We, of course, take every precaution to be safe as prescribed by the Peace Corps and the embassy security officials. But Ron -- if you’re reading this -- the challenge is calling, how far will you go?

Swear-In -- September 21, 2007

The morning our official oath was taken, we had a lovely ceremony at the Ambassador's residence. Unfortunately, because of security concerns, no cameras were allowed in the ceremony proper and we have yet to get the official shots digitized.

We did, however, get some good group shots of the various sectors before hand.

Side Note - the Beninese never smile for photos, and for some reason think we're silly for doing so. Thus the reason why some look just a little too serious.

Teaching English as Foreign Language (TEFL)

Enviromental Advocacy (EA)

Information and Communication Technology (ICT)

Rural Community Health (RCH)

Small Enterprise Development (SED)

There ceremony itself included greetings from the Ambassador, the Country Director, as well as the Ministers of Health, Education and Tourism. We were also treated to the considerable MC'ing skills of Jacque Bio, head of Peace Corps Benin's Small Enterprise Development and Information and Communication Technology sectors.
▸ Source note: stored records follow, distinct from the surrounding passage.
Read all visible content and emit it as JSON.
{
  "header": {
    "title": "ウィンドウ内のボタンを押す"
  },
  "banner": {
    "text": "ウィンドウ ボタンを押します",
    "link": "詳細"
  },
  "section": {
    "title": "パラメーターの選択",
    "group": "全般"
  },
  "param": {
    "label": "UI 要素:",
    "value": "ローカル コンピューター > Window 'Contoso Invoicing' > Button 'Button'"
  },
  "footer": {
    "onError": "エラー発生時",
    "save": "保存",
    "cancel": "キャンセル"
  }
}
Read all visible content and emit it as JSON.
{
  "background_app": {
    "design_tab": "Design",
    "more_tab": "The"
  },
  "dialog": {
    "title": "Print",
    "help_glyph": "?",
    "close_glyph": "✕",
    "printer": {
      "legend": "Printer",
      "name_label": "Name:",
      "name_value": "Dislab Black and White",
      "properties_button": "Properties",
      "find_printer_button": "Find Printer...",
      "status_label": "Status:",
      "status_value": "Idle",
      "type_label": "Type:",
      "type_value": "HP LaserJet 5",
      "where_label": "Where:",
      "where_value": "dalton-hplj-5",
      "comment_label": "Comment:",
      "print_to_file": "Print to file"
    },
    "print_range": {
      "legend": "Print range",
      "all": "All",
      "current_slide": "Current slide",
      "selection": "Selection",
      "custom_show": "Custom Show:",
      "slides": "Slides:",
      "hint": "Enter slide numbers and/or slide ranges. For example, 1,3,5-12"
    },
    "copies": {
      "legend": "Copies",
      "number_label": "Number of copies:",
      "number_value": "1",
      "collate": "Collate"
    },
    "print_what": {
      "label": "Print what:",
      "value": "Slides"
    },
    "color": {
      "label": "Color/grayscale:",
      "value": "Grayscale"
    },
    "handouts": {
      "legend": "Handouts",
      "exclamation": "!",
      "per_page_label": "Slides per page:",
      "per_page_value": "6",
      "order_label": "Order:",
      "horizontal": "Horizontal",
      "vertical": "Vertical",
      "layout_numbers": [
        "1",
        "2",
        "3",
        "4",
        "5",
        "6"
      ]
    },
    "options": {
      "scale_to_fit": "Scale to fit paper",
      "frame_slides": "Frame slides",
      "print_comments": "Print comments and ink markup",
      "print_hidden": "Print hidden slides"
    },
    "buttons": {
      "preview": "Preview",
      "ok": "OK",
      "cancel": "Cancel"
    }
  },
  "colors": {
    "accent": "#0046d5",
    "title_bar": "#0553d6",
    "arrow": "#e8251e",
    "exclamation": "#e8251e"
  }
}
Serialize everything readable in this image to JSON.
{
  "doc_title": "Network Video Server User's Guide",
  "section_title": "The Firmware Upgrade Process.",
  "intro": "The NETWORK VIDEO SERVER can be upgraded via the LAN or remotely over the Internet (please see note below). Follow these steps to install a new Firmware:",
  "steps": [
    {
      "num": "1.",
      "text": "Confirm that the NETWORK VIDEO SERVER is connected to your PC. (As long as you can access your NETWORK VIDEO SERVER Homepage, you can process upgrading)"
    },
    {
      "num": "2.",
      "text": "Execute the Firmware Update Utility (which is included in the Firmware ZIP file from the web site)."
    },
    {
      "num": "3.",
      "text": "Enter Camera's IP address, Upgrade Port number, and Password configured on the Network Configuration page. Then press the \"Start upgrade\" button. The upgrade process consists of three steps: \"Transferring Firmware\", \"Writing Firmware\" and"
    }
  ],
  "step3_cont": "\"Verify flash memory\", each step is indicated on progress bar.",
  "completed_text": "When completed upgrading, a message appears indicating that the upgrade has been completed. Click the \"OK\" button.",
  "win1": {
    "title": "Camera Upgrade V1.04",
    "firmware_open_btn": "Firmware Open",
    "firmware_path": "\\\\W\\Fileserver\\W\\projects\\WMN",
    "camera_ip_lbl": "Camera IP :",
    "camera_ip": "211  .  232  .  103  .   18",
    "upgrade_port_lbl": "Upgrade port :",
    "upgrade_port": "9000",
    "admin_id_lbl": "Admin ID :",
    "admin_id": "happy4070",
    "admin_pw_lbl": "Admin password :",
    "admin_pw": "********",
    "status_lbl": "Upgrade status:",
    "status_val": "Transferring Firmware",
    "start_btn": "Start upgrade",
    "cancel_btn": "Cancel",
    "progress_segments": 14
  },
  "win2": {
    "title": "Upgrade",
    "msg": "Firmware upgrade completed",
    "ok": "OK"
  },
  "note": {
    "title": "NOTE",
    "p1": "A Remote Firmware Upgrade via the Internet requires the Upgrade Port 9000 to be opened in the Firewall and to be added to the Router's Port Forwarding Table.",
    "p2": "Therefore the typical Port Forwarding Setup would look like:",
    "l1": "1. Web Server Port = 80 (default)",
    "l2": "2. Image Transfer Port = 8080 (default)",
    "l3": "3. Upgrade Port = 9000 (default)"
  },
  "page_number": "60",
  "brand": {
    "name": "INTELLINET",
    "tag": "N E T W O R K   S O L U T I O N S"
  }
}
Finally, short speeches were given in all the local languages, including one in Nagot from Jaren. While the actual speech wasn't audio recorded, we will make a recording of it and post it on this site.

Swear-In mustaches

The Small Enterprise Development sector this year is widely regarded as a little different than the rest. First off, we’re predominantly male, which is honestly a coincidence. There is also the fact that given the personalities involved, the group has a robust sense of humor and no problem with self-deprecating humor. That, dear reader, is the parentage of our most peculiar development to date – the swear in mustaches.

After a few weeks after arriving in Azove, it became clear that shaving was not really a priority for most of the group. Five o’clock shadows got grizzly and grizzly beards turned into sources of immense pride for the wearer. Some barbes were even given considered personalities all their own.

When time came to swear in, the group knew that looking like a scruffy group of hobos was simply not acceptable at an official function held in the Ambassador’s residence. They needed to be cleaned up without losing their fun-loving nature.

Thus, the mustaches.

Day in Grand Popo

Situated on the southern coast of the country, a few kilometers away from the historic slave port of Ouidah sits the small fishing village of Grand Popo. This is about as close to luxury as one gets in the parts, sparsely populated and totally lacking in the "boxed fun" that seems to come with developed resorts. After the rigor of our pre-service learning we were blessed with a day of R&R there.

What follows are a handful of pictures from our time there, sun but an unswimable surf. Enjoy!


The heroes of our tale

Some seriously wicked undertow makes the beach less than safe to swim in, so we didn't

We were 80% of the beach population that day



Relaxin'

Steve Meyers aka "Big-uh Steve"


Djohossou Family Picture

Our Beninese family.


L to R (ou bien au droit du gauche):

Front - Marius, Sylvie, Carole, Fidel, Emilie, Julius
Back - Isabella, Romeo, Jaren, Steve, "Papa" Antoine, "Mama" Henriette.

For their bottomless reserve of patience and kindness, we also bought the family a piece of our meme tissue (seen here and here). When we go back to Azove next year to visit, everyone in this picture should be wearing the same.

Saturday, October 13, 2007

Jaren's Trip to Ouidah

The Health and Environment sectors took a day trip to Ouidah, former slave trade port and birthplace of Voodoo. The day was spent going around to the different museums, sites and monuments including the former Portuguese fort built in the 1600s; the Sacred Forest for Voodoo believers; the Python Temple (again for Voodoo believers); the auctioning-off site of slaves; and the UNESCO World Heritage site/monument for the slave trade.